Next Stop - Florida


Dryocampa rubicunda


Nemoria lixaria


The Rickster in Big Gum Swamp


Southern Ringneck


Too heavy to lift...


Gray Rat Snake


 

After hauling ourselves and our gear out of the swamp, we still had plenty of daylight left.  What to do?  We wanted to head south and west down into Florida, towards the Apalachicola area.  Rather than jump on I-10 and get over there quickly, we decided to take the two-lane back roads and look for places to herp along the way.  As I had mentioned earlier, the property surrounding the swamp was kept rather neat and tidy, and so once again we had trouble finding good places to herp.  We found a state park to camp at for the evening.  Poking around the campsite yielded a few Ground Skinks and a Pine Woods Treefrog,  and the camp restrooms provided residence for Green Treefrogs.  After dark I had fun checking out the moths attracted to the bathroom lights, and managed to photograph a stunning Rosy Maple Moth among other finds.  Here's some advice - folks aren't too crazy about people waving cameras around campground bathrooms; tell 'em up front that you're taking pictures of insects!

The next morning was again sunny and pleasant. Our first stop was in Big Gum Swamp, situated in Florida just south of Okefenokee.  We hiked down a little trail into a wet pine and palmetto forest, which was apparently wet most of the time since the ground underfoot was covered with living sphagnum moss.  After a time our first herp was sitting in the middle of the trail - an adult Florida Box Turtle.  This poor turtle was being assaulted by mosquitoes from the air, and ants from the ground; life is hard in the low wet places.  There were a lot of large chunks of pine bark strewn about the trail, and after looking under what seemed like several hundred pieces, we finally turned up a nice Southern Ringneck Snake.  Not bad for thirty minutes of hiking - two new species for us all!

We moved on to the west, keeping our eyes open for likely spots to herp - junk piles, abandoned homesteads, even a piece of plywood or two along the road.  After lunch we struck it big, spotting a large pile of trash and boards in the middle of an old field, with several abandoned trailers behind.  We pulled into the adjacent dirt road, and as we pulled closer we could see all manner of junk surrounding the trailers as well.   Given the terrible condition of the old mobile homes, we had assumed they were abandoned, but shortly after we pulled up the folks who lived there arrived in a beat up old car.  We explained what we were looking for, and as it usually goes we were granted permission to poke around and 'take whatever snakes you find'.

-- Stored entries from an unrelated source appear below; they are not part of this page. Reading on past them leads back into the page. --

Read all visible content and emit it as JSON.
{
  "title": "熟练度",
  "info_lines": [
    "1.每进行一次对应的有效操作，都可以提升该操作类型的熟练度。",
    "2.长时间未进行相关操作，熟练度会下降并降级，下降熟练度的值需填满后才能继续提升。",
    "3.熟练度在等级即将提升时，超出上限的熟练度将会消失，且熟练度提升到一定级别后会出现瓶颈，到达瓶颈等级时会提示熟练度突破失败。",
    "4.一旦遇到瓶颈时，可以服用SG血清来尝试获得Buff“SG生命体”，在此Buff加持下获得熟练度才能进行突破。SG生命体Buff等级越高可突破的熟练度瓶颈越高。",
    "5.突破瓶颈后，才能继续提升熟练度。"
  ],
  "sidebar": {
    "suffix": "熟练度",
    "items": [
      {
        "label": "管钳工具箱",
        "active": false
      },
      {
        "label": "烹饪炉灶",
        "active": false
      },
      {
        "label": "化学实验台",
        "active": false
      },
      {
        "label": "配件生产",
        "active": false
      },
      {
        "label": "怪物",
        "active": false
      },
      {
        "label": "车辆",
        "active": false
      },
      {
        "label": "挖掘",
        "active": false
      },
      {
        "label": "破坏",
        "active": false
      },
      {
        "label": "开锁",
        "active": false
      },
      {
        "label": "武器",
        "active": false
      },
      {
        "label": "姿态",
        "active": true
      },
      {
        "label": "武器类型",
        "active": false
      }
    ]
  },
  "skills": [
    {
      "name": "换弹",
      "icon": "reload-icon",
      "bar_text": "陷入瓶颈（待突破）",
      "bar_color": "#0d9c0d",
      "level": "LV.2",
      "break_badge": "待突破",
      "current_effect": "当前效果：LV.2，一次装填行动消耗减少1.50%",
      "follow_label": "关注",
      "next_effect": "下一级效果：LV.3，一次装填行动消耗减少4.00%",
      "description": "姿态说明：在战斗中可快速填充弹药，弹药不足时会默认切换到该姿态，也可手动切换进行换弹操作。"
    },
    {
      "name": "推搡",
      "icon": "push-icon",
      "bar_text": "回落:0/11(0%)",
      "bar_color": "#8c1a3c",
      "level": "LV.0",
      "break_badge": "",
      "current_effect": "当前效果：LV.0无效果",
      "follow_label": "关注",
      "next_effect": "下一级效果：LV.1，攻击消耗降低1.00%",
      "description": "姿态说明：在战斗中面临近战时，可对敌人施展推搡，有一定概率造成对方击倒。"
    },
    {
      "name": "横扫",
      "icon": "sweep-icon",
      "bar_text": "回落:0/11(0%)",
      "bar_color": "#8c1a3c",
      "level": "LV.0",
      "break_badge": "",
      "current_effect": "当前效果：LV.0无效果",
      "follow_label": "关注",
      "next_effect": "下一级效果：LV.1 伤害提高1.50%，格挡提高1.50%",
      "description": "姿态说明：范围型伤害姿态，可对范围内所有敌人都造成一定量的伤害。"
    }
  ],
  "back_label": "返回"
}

There was a lot of poking around to do, with all of the plywood, metal, plastic siding, appliances and you-name-it strewn over a half acre.  Fence lizards and ground skinks scurried as we lifted things, but we were after bigger game, and surely the sheer amount of cover material here would yield us something interesting.  I spotted a large section of an old above-ground metal swimming pool, and as I approached to lift it up my eyes suddenly focused on the large fallen tree branch laying on top of it.  Curled up in the branches was a large Gray Rat Snake, a beautiful specimen in excess of five feet!  Here was another new species for us, and an impressive one to boot.  Rather than immediately pick it up, we photographed it in place first.

That snake was it for a junk pile that took three of us nearly an hour to cover.  That's the way it goes sometimes - more junk does not necessarily mean more snakes!